Wednesday, February 6, 2013

A Sisterhood of Travellers



To be honest, right now during the last week I haven't had the slightest urge to crack open a book or even pay attention to anything on the pages of the usual mags I flip through. Not even a quick pop into the library for my weekly browse! My mind has been elsewhere, it seems, but I don't fret and never do, because I know the eventual tug toward a nice-looking cover or a word that catches my eye always pulls me back from the drought.

My book choices flow like cycles throughout the year. Fiction for one month, history the next. I can binge for ages on travel lit, which I notice happens more during warmer months, although I always keep watch up back in the travel section for anything new that jumps out at me.

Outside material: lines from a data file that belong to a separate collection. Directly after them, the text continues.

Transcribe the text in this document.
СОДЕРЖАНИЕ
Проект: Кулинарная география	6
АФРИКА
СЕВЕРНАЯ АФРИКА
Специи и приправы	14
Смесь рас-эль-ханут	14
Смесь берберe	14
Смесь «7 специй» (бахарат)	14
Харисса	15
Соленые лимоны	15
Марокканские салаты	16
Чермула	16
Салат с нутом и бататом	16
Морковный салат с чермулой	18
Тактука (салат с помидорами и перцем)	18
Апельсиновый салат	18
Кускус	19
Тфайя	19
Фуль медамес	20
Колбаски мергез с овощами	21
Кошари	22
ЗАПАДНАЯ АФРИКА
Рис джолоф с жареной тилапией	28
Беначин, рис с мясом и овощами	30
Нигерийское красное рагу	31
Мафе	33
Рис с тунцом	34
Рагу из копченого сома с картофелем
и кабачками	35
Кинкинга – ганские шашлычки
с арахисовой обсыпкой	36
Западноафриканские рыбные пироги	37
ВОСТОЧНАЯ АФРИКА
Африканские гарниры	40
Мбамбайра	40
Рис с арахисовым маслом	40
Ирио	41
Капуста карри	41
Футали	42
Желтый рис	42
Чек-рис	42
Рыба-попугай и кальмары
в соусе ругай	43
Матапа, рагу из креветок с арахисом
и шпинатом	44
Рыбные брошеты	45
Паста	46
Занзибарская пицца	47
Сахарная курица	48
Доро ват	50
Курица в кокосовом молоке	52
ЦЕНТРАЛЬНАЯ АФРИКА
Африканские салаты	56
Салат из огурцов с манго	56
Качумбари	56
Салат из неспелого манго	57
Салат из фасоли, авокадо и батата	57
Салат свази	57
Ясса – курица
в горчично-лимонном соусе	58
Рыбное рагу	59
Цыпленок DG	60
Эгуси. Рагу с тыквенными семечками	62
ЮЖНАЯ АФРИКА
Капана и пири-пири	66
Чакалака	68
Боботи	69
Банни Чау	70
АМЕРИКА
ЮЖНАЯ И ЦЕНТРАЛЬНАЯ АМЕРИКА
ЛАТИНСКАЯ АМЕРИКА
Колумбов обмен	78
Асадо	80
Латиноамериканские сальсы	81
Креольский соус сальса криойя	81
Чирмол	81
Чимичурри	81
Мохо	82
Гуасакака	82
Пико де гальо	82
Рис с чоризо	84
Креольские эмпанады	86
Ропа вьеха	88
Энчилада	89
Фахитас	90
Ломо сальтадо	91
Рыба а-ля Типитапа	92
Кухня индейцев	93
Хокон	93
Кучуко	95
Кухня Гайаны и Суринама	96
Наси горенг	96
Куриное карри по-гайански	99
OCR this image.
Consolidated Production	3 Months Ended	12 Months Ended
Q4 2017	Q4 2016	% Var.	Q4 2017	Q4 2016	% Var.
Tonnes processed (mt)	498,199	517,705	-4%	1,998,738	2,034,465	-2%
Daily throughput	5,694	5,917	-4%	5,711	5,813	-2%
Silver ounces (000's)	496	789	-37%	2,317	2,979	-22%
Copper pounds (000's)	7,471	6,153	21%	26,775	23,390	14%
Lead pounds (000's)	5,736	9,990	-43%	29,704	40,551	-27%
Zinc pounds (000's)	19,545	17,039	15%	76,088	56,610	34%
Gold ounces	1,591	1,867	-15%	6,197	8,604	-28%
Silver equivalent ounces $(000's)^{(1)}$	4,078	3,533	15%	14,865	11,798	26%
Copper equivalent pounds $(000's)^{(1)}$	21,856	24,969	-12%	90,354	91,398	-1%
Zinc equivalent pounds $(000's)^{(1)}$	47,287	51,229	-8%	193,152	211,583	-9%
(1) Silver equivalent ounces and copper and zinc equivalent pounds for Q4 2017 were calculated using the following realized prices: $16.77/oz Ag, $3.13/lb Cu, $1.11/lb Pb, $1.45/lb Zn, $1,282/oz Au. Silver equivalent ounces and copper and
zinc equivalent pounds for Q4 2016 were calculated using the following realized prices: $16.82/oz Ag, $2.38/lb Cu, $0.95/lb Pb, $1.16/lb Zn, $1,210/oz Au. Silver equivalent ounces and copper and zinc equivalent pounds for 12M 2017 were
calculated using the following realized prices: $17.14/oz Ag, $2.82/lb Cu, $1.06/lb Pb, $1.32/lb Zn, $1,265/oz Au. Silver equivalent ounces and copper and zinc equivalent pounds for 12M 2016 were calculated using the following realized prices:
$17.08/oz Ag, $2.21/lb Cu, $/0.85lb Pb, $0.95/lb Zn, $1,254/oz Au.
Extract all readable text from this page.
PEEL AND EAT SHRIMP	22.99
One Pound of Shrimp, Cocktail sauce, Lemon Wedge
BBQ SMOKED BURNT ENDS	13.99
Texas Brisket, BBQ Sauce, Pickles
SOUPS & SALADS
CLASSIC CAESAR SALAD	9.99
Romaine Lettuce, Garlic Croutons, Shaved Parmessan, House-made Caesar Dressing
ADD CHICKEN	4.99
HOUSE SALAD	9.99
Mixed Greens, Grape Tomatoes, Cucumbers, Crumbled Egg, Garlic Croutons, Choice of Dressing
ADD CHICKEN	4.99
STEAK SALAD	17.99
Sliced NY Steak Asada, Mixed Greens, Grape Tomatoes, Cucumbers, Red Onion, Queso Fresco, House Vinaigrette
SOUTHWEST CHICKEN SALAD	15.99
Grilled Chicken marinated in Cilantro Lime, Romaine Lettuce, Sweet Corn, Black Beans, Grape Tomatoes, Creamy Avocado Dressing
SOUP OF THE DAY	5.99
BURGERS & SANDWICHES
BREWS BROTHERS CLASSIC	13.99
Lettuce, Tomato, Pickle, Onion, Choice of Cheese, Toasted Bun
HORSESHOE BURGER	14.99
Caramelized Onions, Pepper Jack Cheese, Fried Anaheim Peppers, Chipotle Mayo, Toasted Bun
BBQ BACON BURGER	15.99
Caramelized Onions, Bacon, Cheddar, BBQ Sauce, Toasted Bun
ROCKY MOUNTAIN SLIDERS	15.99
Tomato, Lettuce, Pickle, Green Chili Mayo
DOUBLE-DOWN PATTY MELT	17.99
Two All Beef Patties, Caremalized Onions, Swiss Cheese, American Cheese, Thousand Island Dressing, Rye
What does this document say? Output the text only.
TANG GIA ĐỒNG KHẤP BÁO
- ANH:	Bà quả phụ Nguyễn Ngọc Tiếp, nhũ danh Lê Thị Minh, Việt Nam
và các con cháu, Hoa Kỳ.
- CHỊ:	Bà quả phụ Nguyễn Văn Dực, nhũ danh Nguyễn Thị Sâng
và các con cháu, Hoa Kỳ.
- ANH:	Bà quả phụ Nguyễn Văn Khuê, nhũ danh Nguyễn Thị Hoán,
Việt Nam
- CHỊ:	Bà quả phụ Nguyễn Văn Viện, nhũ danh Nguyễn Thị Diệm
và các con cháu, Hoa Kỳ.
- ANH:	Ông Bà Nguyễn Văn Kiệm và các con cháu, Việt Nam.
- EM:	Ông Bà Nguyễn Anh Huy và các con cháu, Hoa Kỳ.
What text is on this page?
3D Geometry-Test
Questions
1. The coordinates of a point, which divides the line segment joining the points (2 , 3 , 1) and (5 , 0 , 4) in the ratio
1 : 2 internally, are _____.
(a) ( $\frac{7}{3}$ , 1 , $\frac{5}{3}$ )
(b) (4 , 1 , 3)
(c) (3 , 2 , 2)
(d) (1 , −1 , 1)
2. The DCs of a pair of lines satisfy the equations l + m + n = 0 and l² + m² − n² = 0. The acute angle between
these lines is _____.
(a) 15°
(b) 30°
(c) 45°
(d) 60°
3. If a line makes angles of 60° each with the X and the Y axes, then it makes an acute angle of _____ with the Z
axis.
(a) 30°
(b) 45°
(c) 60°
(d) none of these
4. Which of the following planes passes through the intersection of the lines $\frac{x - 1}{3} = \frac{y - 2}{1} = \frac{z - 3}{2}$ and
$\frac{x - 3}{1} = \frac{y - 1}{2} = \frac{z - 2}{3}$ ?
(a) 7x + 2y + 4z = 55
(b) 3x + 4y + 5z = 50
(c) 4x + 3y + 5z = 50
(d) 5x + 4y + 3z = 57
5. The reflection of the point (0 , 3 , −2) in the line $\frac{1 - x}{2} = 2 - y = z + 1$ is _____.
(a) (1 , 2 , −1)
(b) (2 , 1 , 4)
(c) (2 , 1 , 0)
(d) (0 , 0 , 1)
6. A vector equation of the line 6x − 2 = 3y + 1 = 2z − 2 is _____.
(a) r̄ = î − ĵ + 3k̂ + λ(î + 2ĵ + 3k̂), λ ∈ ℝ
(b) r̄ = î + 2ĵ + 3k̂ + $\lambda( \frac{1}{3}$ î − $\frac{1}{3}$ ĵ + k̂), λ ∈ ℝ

Surfing, street food, endless stars in a desert sky. I don't know what it is, but a great travel read really seems to feed the soul and open the mind to all of life's possibilities. I tell you, reading travel lit (written by women especially) makes me feel normal. It's hard to explain the feeling, that itch, the bug, the lust to move and explore. It's like being part of some secret club--these strangers, these comrades. So comforting to read the very thoughts and feelings I have expressed that no one but a traveler could fully understand. Favourites like Tales of a Female NomadGo Your Own Way: Women Travel the World Soloand the great read Wanderlust by Elisabeth Eaves, all written by women who took the leap.

Their stories aren't always happy or fantastical, but that's the point. They can be as simple as ordering some food, cramming onto a packed train, being chased by monkeys, a hot kiss against a hostel door, and the occasional scam, theft, missed connection thrown in when you least expect it. (Isn't that how it always goes?)
The best kind of travel—the kind I wanted to experience—involves a particular state of mind, in which one is not merely open to the occurrence of the unexpected, but to deep involvement in the unexpected, indeed, open to the possibility of having one’s life changed forever by a chance encounter.

- Elizabeth Eaves
Who knows what will happen, where the turn you make will take you? It's scary, it's adventurous, it's travel. Isn't that an exciting thing to think about? I love how Eaves references the Talking Heads song "Once in a Lifetime" before some travels, and it's so fitting. YOLO just isn't gonna do.
You may ask yourself, what is that beautiful house?
You may ask yourself, where does that highway go to?
You may ask yourself, am I right, am I wrong?
You may say to yourself, my god, what have I done?




P.S. I am so keen to check out new release On the Road, opening at the Bookshelf Cinema Feb 8.